Carlisle City fielded a team, but resigned after 10 matches and their record was expunged from the table. They won 1 and lost 9, scoring 59 and conceding 166.

Swinton moved from their Chorley Road ground this season due to a dispute over rent.

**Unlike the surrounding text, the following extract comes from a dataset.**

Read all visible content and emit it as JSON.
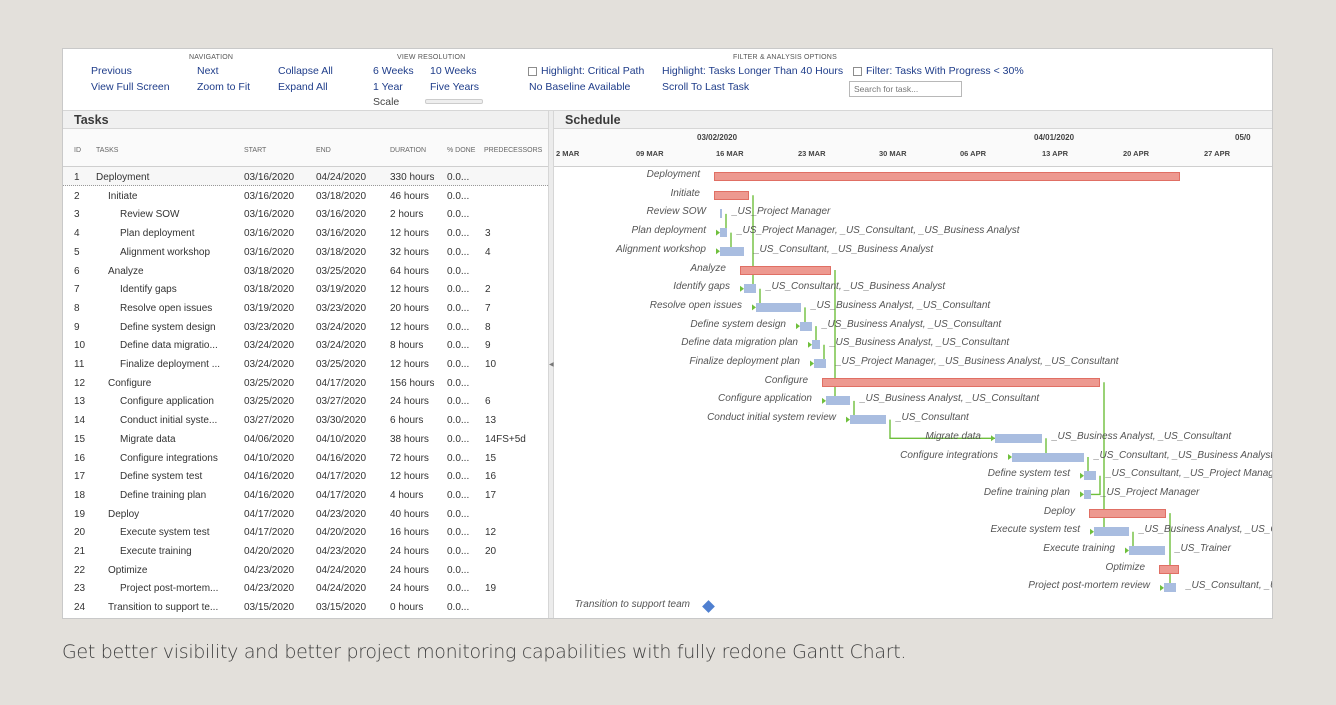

They built a new stadium at Station Road, Swinton using the stands from the old ground.

==Championship==

| Pos | Team | Pld | W | D | L | PF | PA | PAv | PCT | Qualification |
| 1 | Huddersfield | 38 | 26 | 4 | 8 | 476 | 291 | 1.636 | 73.68 | Qualification for the Championship play-offs |
| 2 | Hull Kingston Rovers | 40 | 27 | 3 | 10 | 436 | 239 | 1.824 | 71.25 |
| 3 | Leeds | 38 | 26 | 2 | 10 | 695 | 270 | 2.574 | 71.05 |
| 4 | Salford | 34 | 23 | 2 | 9 | 395 | 222 | 1.779 | 70.59 |
| 5 | Wigan | 38 | 26 | 1 | 11 | 636 | 308 | 2.065 | 69.74 |  |
| 6 | Swinton | 36 | 23 | 2 | 11 | 429 | 249 | 1.723 | 66.67 |
| 7 | Warrington | 36 | 22 | 2 | 12 | 568 | 295 | 1.925 | 63.89 |
| 8 | St Helens Recs | 38 | 22 | 1 | 15 | 545 | 374 | 1.457 | 59.21 |
| 9 | Oldham | 36 | 18 | 4 | 14 | 439 | 343 | 1.280 | 55.56 |
| 10 | Hunslet | 38 | 19 | 4 | 15 | 539 | 356 | 1.514 | 55.26 |
| 11 | St Helens | 38 | 19 | 4 | 15 | 460 | 381 | 1.207 | 55.26 |
| 12 | Hull | 40 | 20 | 4 | 16 | 458 | 395 | 1.159 | 55.00 |
| 13 | Leigh | 34 | 17 | 3 | 14 | 285 | 279 | 1.022 | 54.41 |
| 14 | Wigan Highfield | 32 | 16 | 1 | 15 | 262 | 333 | 0.787 | 51.56 |
| 15 | Dewsbury | 36 | 17 | 2 | 17 | 380 | 387 | 0.982 | 50.00 |
| 16 | Halifax | 40 | 18 | 3 | 19 | 379 | 399 | 0.950 | 48.75 |
| 17 | Wakefield Trinity | 40 | 17 | 4 | 19 | 400 | 461 | 0.868 | 47.50 |
| 18 | Barrow | 32 | 13 | 2 | 17 | 396 | 387 | 1.023 | 43.75 |
| 19 | Batley | 38 | 14 | 2 | 22 | 278 | 442 | 0.629 | 39.47 |
| 20 | Broughton Rangers | 30 | 11 | 1 | 18 | 235 | 401 | 0.586 | 38.33 |
| 21 | Castleford | 34 | 11 | 4 | 19 | 268 | 369 | 0.726 | 38.24 |
| 22 | York | 34 | 12 | 0 | 22 | 259 | 409 | 0.633 | 35.29 |
| 23 | Bramley | 34 | 11 | 2 | 21 | 241 | 437 | 0.551 | 35.29 |
| 24 | Widnes | 34 | 11 | 2 | 21 | 222 | 439 | 0.506 | 35.29 |
| 25 | Featherstone Rovers | 38 | 10 | 4 | 24 | 277 | 451 | 0.614 | 31.58 |
| 26 | Rochdale Hornets | 34 | 10 | 0 | 24 | 235 | 434 | 0.541 | 29.41 |
| 27 | Keighley | 34 | 8 | 2 | 24 | 209 | 422 | 0.495 | 26.47 |
| 28 | Bradford Northern | 38 | 5 | 3 | 30 | 242 | 871 | 0.278 | 17.11 |
| – | Carlisle City | 0 | 0 | 0 | 0 | 0 | 0 | — | — |

==Championship play-off==

=== Final ===

| Huddersfield | Number | Leeds |
|---|---|---|
|  | Teams |  |
| Joe Brook | 1 | Jim Brough |
| Ernie Mills | 2 | George Andrews |
| Len Bowkett | 3 | Mel Rosser |
| Gwyn Parker | 4 | Frank O'Rourke |
| Fred Smart | 5 | Arthur Lloyd |
| Stanley Spencer | 6 | Jeff Moores |
| Eddie Williams | 7 | Walter Swift |
| Sam Gee | 8 | Daniel Pascoe |
| Cyril Halliday | 9 | William Demaine |
| John Rudd | 10 | Joe Thompson |
| Clifford Morton | 11 | Bill Davis |
| Percy Carter | 12 | Arthur Thomas |
| Harold Young | 13 | Frank Gallagher |

==County leagues==
Swinton won the Lancashire League, and Huddersfield won the Yorkshire League.

==Challenge Cup==

Wigan beat Dewsbury 13–2 in the first final to be played at Wembley Stadium in front of a crowd of 41,000.

This was Wigan’s second Challenge Cup Final win in their fourth Cup Final appearance.

==County cups==

Wigan beat Widnes 5–4 to win the Lancashire Cup, and Leeds beat Featherstone Rovers 5–0 to win the Yorkshire Cup.